Bitter Seeds follows a season in a village from sowing to harvest. Ram Krishna, a cotton-farmer, must borrow heavily to afford the mounting costs of modern farming. He must put up his land as collateral. When his crop is attacked by pests, he must do whatever he can to avoid losing the family land. Adding to his burden is another duty – his daughter has reached marrying age, and he must find the money for an expensive dowry. Ram Krishna has just become a candidate for joining the ranks of the farmers who commit suicide in despair.
I believe Globalization has become the overarching theme of our times. It clearly has many positive aspects that have improved our lives. But mostly, the dynamics of Globalization are working for the rich and powerful, for those who make the rules, enabling multinational corporations to expand their reach and governments to extend their control.
My Globalization Trilogy focuses on the current and emerging economic superpowers: U.S., China and India. The Trilogy begins with us here in the West, and then journeys back down the production-consumption chain, each film peeling off another layer.
Store Wars: When Wal-Mart Comes to Town explores consumerism in the U.S. China Blueinvestigates the sweatshop labor conditions in the manufacturing of the “Made in China” clothes we all buy. Bitter Seeds goes further back to the raw materials – looking at the suicide crisis of farmers in India who grow the cotton exported to China’s garment factories to be used for the clothes sold in the West.
Each film tells a story of individual lives, whether of small town residents trying to keep out a megastore, or a farmer fighting to keep possession of his land. Even though by global forces far beyond anyone’s control shape these lives, I don’t find the films dispiriting. Each film portrays protagonists who struggle despite the odds, who pursue their dreams, who leave us both awed and outraged, causing many viewers to ask when the lights go up: “What can I do to help?”
It has taken me twelve years to make these films. I didn’t know when I began that this would be a trilogy, or I would never have started.

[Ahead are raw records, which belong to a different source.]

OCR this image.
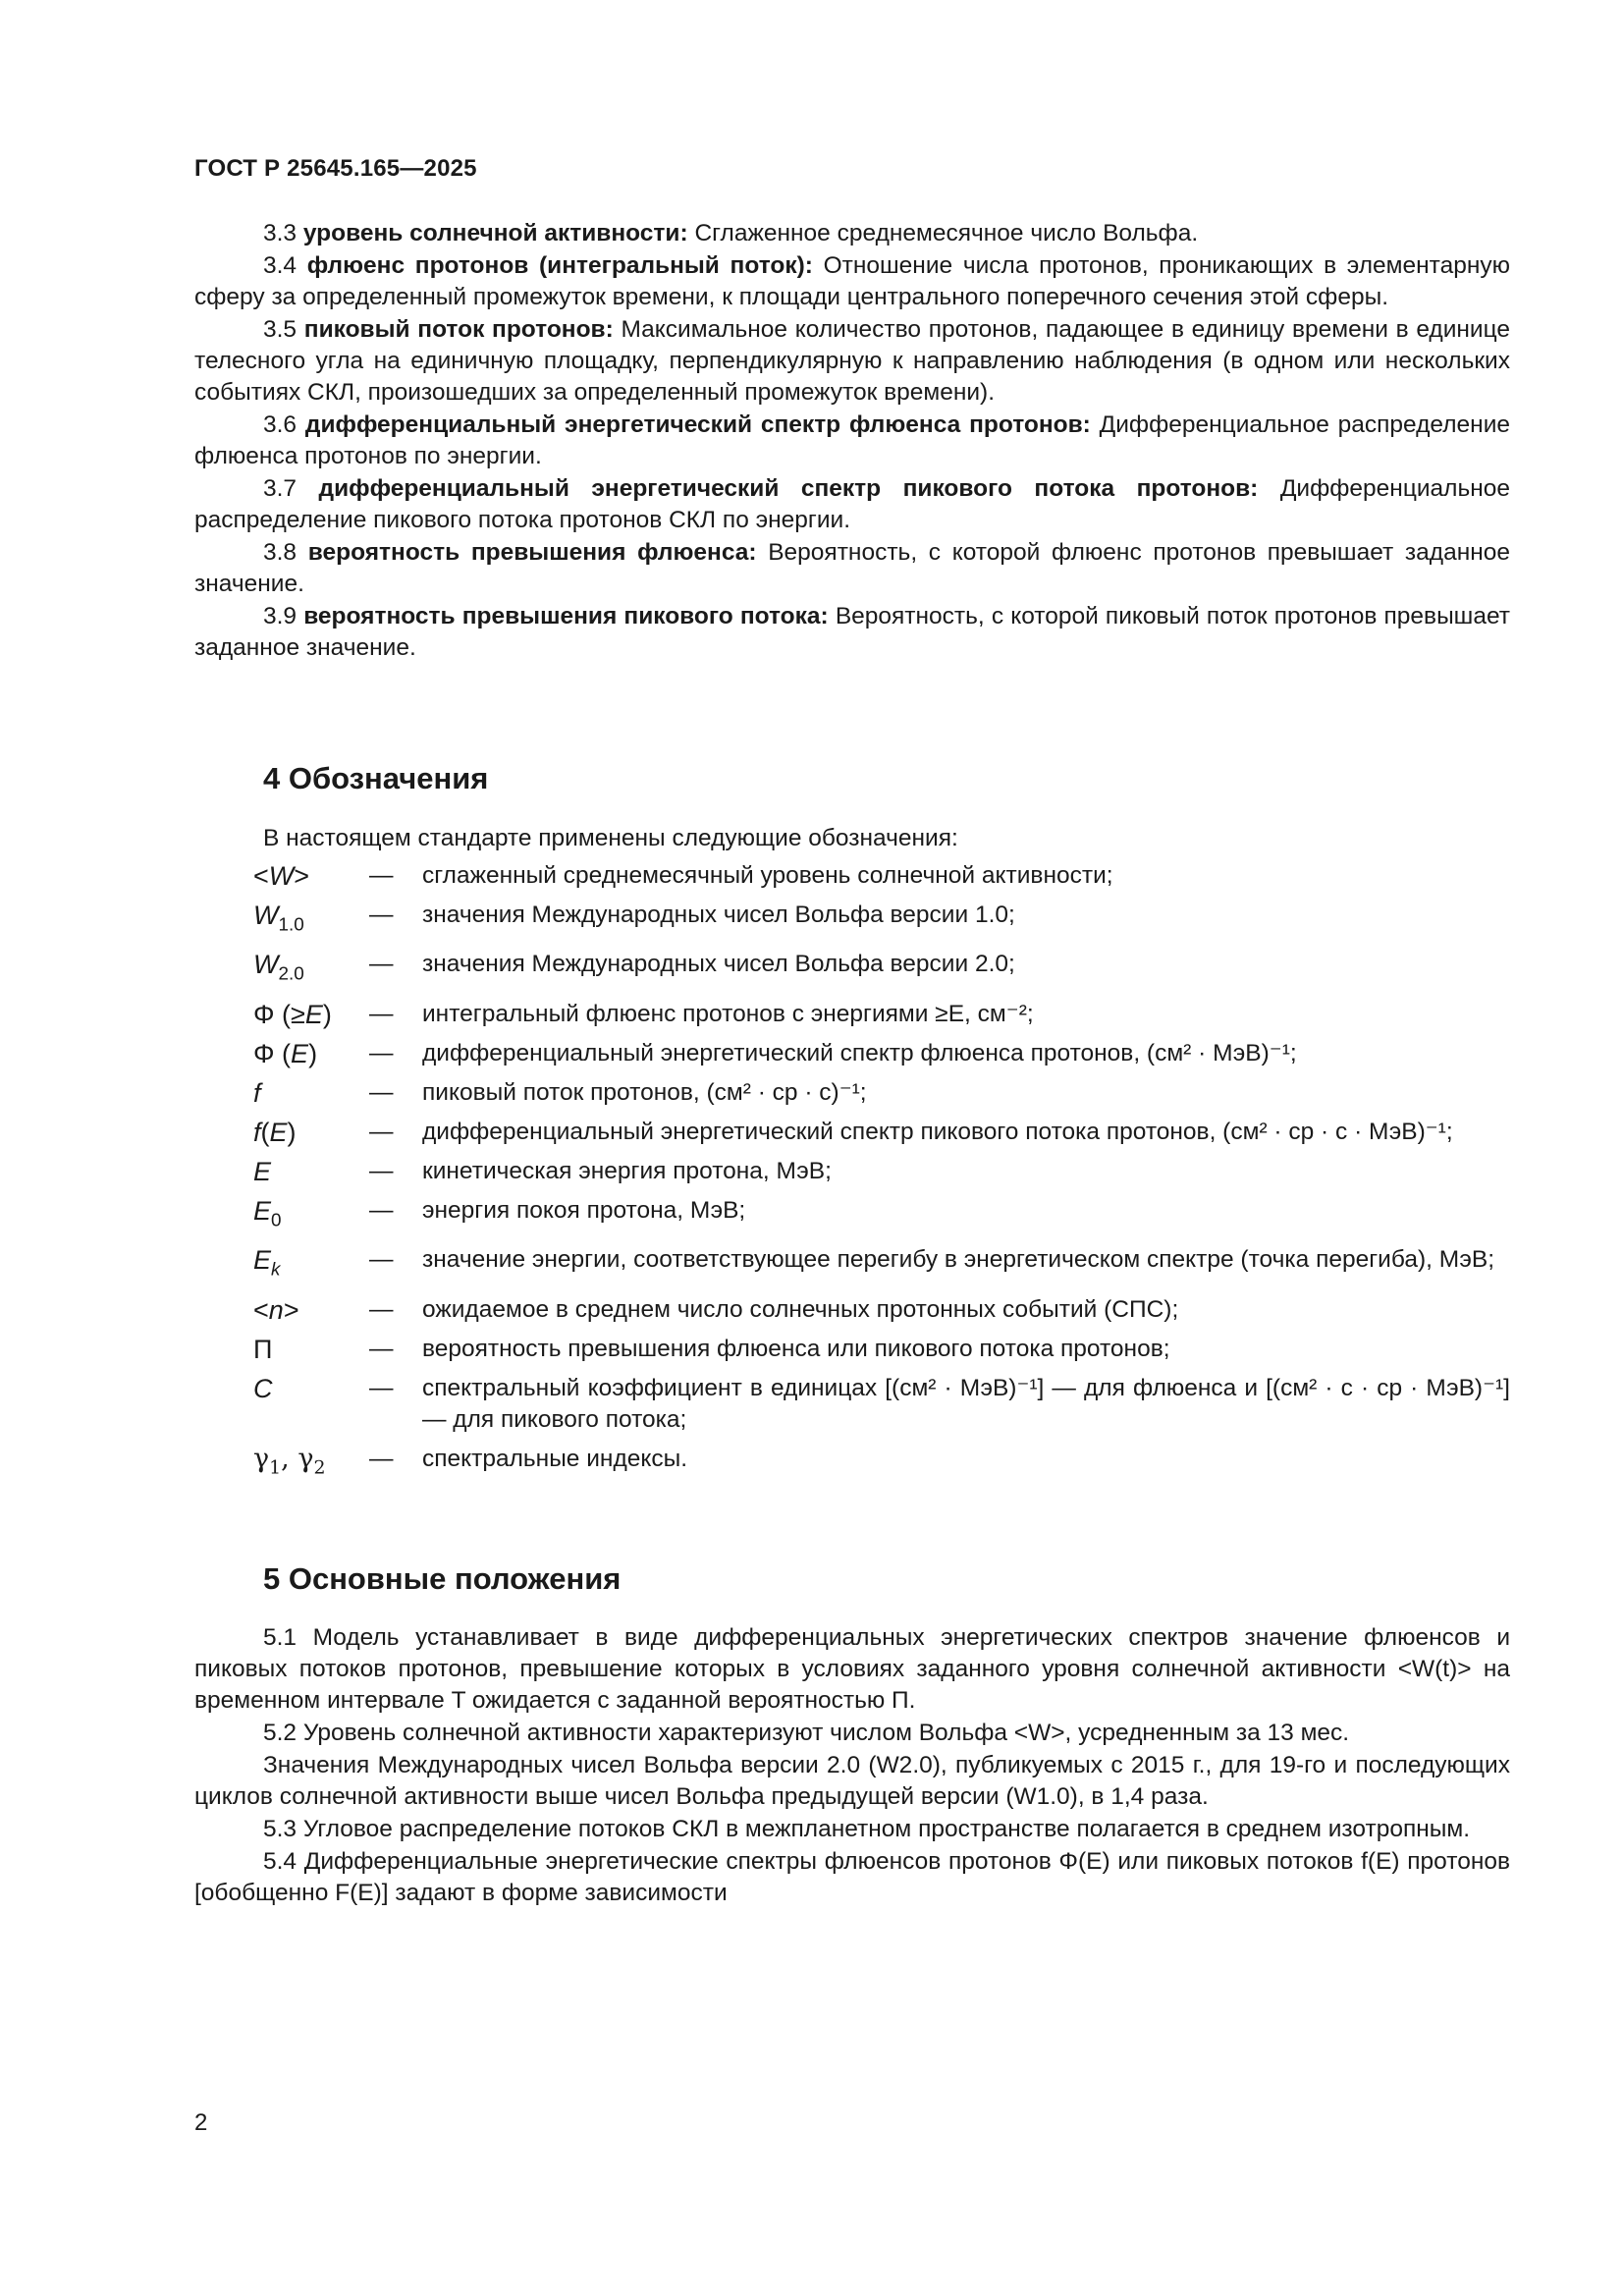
ГОСТ Р 25645.165—2025

3.3 уровень солнечной активности: Сглаженное среднемесячное число Вольфа.

3.4 флюенс протонов (интегральный поток): Отношение числа протонов, проникающих в элементарную сферу за определенный промежуток времени, к площади центрального поперечного сечения этой сферы.

3.5 пиковый поток протонов: Максимальное количество протонов, падающее в единицу времени в единице телесного угла на единичную площадку, перпендикулярную к направлению наблюдения (в одном или нескольких событиях СКЛ, произошедших за определенный промежуток времени).

3.6 дифференциальный энергетический спектр флюенса протонов: Дифференциальное распределение флюенса протонов по энергии.

3.7 дифференциальный энергетический спектр пикового потока протонов: Дифференциальное распределение пикового потока протонов СКЛ по энергии.

3.8 вероятность превышения флюенса: Вероятность, с которой флюенс протонов превышает заданное значение.

3.9 вероятность превышения пикового потока: Вероятность, с которой пиковый поток протонов превышает заданное значение.

4 Обозначения
В настоящем стандарте применены следующие обозначения:
<W>	—	сглаженный среднемесячный уровень солнечной активности;
$W_{1.0}$	—	значения Международных чисел Вольфа версии 1.0;
$W_{2.0}$	—	значения Международных чисел Вольфа версии 2.0;
Φ (≥E)	—	интегральный флюенс протонов с энергиями ≥E, см⁻²;
Φ (E)	—	дифференциальный энергетический спектр флюенса протонов, (см² · МэВ)⁻¹;
f	—	пиковый поток протонов, (см² · ср · с)⁻¹;
f(E)	—	дифференциальный энергетический спектр пикового потока протонов, (см² · ср · с · МэВ)⁻¹;
E	—	кинетическая энергия протона, МэВ;
$E_0$	—	энергия покоя протона, МэВ;
$E_k$	—	значение энергии, соответствующее перегибу в энергетическом спектре (точка перегиба), МэВ;
<n>	—	ожидаемое в среднем число солнечных протонных событий (СПС);
П	—	вероятность превышения флюенса или пикового потока протонов;
C	—	спектральный коэффициент в единицах [(см² · МэВ)⁻¹] — для флюенса и [(см² · с · ср · МэВ)⁻¹] — для пикового потока;
$\gamma_1$, $\gamma_2$	—	спектральные индексы.
5 Основные положения

5.1 Модель устанавливает в виде дифференциальных энергетических спектров значение флюенсов и пиковых потоков протонов, превышение которых в условиях заданного уровня солнечной активности <W(t)> на временном интервале T ожидается с заданной вероятностью П.

5.2 Уровень солнечной активности характеризуют числом Вольфа <W>, усредненным за 13 мес.

Значения Международных чисел Вольфа версии 2.0 (W2.0), публикуемых с 2015 г., для 19-го и последующих циклов солнечной активности выше чисел Вольфа предыдущей версии (W1.0), в 1,4 раза.

5.3 Угловое распределение потоков СКЛ в межпланетном пространстве полагается в среднем изотропным.

5.4 Дифференциальные энергетические спектры флюенсов протонов Φ(E) или пиковых потоков f(E) протонов [обобщенно F(E)] задают в форме зависимости

2
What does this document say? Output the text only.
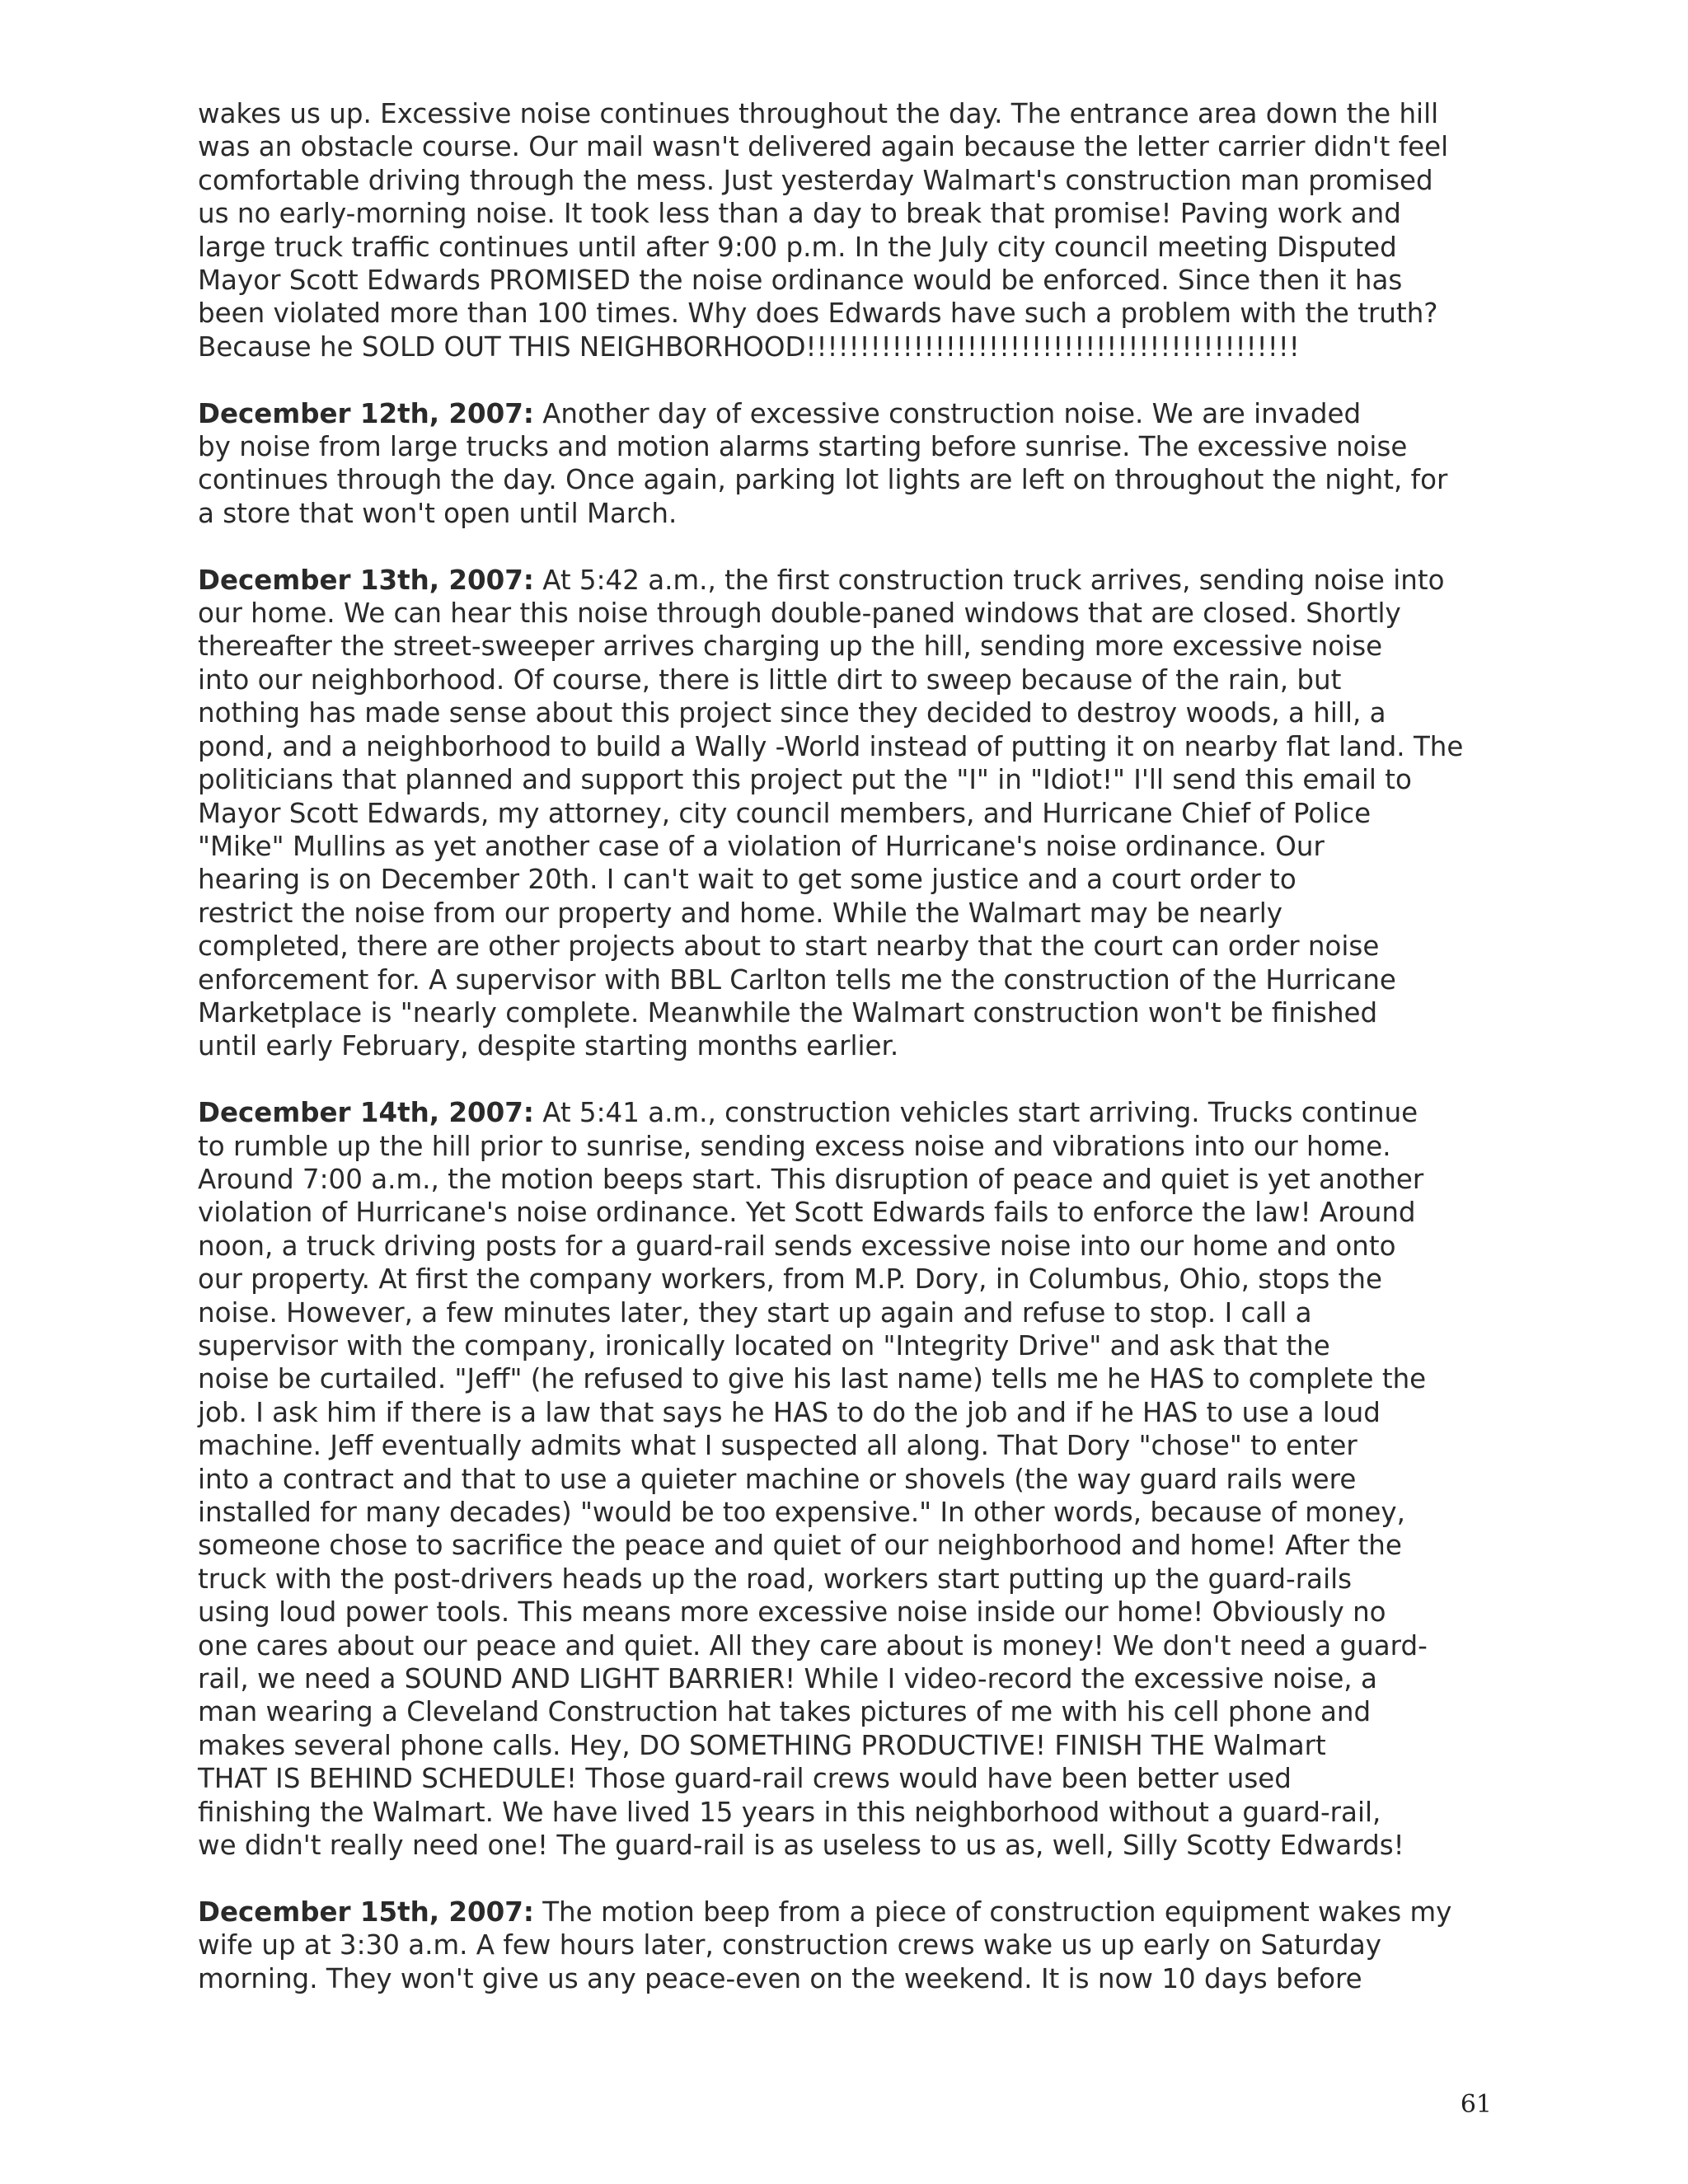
wakes us up. Excessive noise continues throughout the day. The entrance area down the hill
was an obstacle course. Our mail wasn't delivered again because the letter carrier didn't feel
comfortable driving through the mess. Just yesterday Walmart's construction man promised
us no early-morning noise. It took less than a day to break that promise! Paving work and
large truck traffic continues until after 9:00 p.m. In the July city council meeting Disputed
Mayor Scott Edwards PROMISED the noise ordinance would be enforced. Since then it has
been violated more than 100 times. Why does Edwards have such a problem with the truth?
Because he SOLD OUT THIS NEIGHBORHOOD!!!!!!!!!!!!!!!!!!!!!!!!!!!!!!!!!!!!!!!!!!!!!!

December 12th, 2007: Another day of excessive construction noise. We are invaded
by noise from large trucks and motion alarms starting before sunrise. The excessive noise
continues through the day. Once again, parking lot lights are left on throughout the night, for
a store that won't open until March.

December 13th, 2007: At 5:42 a.m., the first construction truck arrives, sending noise into
our home. We can hear this noise through double-paned windows that are closed. Shortly
thereafter the street-sweeper arrives charging up the hill, sending more excessive noise
into our neighborhood. Of course, there is little dirt to sweep because of the rain, but
nothing has made sense about this project since they decided to destroy woods, a hill, a
pond, and a neighborhood to build a Wally -World instead of putting it on nearby flat land. The
politicians that planned and support this project put the "I" in "Idiot!" I'll send this email to
Mayor Scott Edwards, my attorney, city council members, and Hurricane Chief of Police
"Mike" Mullins as yet another case of a violation of Hurricane's noise ordinance. Our
hearing is on December 20th. I can't wait to get some justice and a court order to
restrict the noise from our property and home. While the Walmart may be nearly
completed, there are other projects about to start nearby that the court can order noise
enforcement for. A supervisor with BBL Carlton tells me the construction of the Hurricane
Marketplace is "nearly complete. Meanwhile the Walmart construction won't be finished
until early February, despite starting months earlier.

December 14th, 2007: At 5:41 a.m., construction vehicles start arriving. Trucks continue
to rumble up the hill prior to sunrise, sending excess noise and vibrations into our home.
Around 7:00 a.m., the motion beeps start. This disruption of peace and quiet is yet another
violation of Hurricane's noise ordinance. Yet Scott Edwards fails to enforce the law! Around
noon, a truck driving posts for a guard-rail sends excessive noise into our home and onto
our property. At first the company workers, from M.P. Dory, in Columbus, Ohio, stops the
noise. However, a few minutes later, they start up again and refuse to stop. I call a
supervisor with the company, ironically located on "Integrity Drive" and ask that the
noise be curtailed. "Jeff" (he refused to give his last name) tells me he HAS to complete the
job. I ask him if there is a law that says he HAS to do the job and if he HAS to use a loud
machine. Jeff eventually admits what I suspected all along. That Dory "chose" to enter
into a contract and that to use a quieter machine or shovels (the way guard rails were
installed for many decades) "would be too expensive." In other words, because of money,
someone chose to sacrifice the peace and quiet of our neighborhood and home! After the
truck with the post-drivers heads up the road, workers start putting up the guard-rails
using loud power tools. This means more excessive noise inside our home! Obviously no
one cares about our peace and quiet. All they care about is money! We don't need a guard-
rail, we need a SOUND AND LIGHT BARRIER! While I video-record the excessive noise, a
man wearing a Cleveland Construction hat takes pictures of me with his cell phone and
makes several phone calls. Hey, DO SOMETHING PRODUCTIVE! FINISH THE Walmart
THAT IS BEHIND SCHEDULE! Those guard-rail crews would have been better used
finishing the Walmart. We have lived 15 years in this neighborhood without a guard-rail,
we didn't really need one! The guard-rail is as useless to us as, well, Silly Scotty Edwards!

December 15th, 2007: The motion beep from a piece of construction equipment wakes my
wife up at 3:30 a.m. A few hours later, construction crews wake us up early on Saturday
morning. They won't give us any peace-even on the weekend. It is now 10 days before

61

I’m glad so many people have seen these films. We’ve had screenings in over 100 film festivals, theatrical runs on three continents, tv broadcasts on 35 channels and official DVD editions in ten languages.
Winning 20 awards has been a great honor. But most precious were some of the reactions I got from viewers, like the handwritten letters from inner-city kids in Oakland, California, who never thought before about how their jeans were made; or the offer from a Polish teacher to send money to a girl in China who can’t afford the train ticket back home. That’s Globalization at its best.